Unfortunately, for these devotees of Article I of the US Constitution, which vests Congress approval powers for making war, the War Powers Act, passed by Congress in November 1973, merely requires the President to inform Congress within 48 hours of military action, and the termination of such action within 60 days of commencement in the absence of a formal declaration of war by Congress or authorisation of military conflict. These days, clipping the wings of the executive when it comes to engaging in conflict is nigh impossible.
There was even less of a debate about the legality or wisdom of the Yemen strikes in Australia. Scandalously, and with a good deal of cowardice, the government preferred a deafening silence for hours in the aftermath of the operation. The only source confirming that personnel of the Australian Defence Forces were involved came from Biden, the Commander-in-Chief of another country. There had been no airing of the possibility of such involvement. Australian Prime Minister, Anthony Albanese had, in not sending a warship from the Royal Australian Navy to join “Operation Prosperity Guardian”, previously insisted that diplomacy might be a better course of action. Evidently, that man is up for turning at a moment’s notice.
In a brief statement made at 4.38 pm on 12 January (there was no press conference in sight, no opportunity to inquire), Albanese declared with poor conviction that, “Australia, alongside other countries, has supported the United States and the United Kingdom to conduct strikes to deal with this threat to global rules and commercial shipping.” He had waited for the best part of a day to confirm it to the citizenry of his country.

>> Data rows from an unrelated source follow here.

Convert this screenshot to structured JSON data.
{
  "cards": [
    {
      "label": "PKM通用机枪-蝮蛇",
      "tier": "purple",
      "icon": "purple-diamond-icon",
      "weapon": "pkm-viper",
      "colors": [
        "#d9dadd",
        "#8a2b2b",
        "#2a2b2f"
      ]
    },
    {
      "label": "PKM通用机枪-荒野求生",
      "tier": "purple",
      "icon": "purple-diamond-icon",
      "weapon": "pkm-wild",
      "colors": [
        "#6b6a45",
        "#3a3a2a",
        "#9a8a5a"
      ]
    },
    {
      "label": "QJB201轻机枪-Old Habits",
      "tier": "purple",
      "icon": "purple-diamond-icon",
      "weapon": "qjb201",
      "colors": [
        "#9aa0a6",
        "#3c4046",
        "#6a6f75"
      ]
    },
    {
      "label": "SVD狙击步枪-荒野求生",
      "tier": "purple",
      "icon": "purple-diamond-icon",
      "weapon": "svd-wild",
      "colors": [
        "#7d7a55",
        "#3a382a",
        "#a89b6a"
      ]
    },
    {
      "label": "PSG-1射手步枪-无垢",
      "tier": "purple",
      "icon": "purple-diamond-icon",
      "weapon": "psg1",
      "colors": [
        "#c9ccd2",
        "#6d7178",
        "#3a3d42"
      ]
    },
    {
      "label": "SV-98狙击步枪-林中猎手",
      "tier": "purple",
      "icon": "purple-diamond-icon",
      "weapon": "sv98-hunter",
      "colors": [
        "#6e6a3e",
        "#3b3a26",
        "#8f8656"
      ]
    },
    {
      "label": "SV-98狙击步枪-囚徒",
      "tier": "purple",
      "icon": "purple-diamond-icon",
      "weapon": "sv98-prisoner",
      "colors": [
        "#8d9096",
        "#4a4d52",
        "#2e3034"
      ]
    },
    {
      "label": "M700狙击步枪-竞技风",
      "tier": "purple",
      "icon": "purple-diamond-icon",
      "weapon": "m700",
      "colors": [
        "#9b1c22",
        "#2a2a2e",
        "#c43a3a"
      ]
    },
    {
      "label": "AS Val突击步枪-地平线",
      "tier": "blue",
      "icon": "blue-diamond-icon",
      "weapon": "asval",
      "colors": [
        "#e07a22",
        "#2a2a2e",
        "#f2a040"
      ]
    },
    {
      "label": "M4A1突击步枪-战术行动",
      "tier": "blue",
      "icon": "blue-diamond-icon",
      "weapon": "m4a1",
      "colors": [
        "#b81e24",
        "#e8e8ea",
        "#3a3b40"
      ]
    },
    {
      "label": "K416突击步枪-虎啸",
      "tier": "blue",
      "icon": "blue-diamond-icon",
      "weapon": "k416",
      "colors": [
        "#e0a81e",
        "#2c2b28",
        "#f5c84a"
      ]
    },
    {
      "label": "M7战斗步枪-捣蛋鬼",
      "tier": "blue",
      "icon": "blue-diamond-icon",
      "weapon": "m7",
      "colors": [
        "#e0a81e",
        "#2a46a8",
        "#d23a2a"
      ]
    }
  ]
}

He had done so without consulting Parliament.
Striking the Houthis would seem, on virtually all counts, to be a signal failure. Benjamin H. Friedman of Defence Priorities sees error piled upon error: “The strikes on the Houthis will not work. They are very unlikely to stop Houthi attacks on shipping. The strikes’ probable failure will invite escalation to more violent means that may also fail.” The result: policymakers will be left “looking feckless and thus tempted to up the ante to more pointless war to solve a problem better left to diplomatic means.” Best forget any assuring notions of taking the sting out of the expanding hostilities. All roads to a widening war continue to lead to Israel.
The views expressed in this article belong to the author and do not necessarily reflect the editorial policy of Middle East Monitor.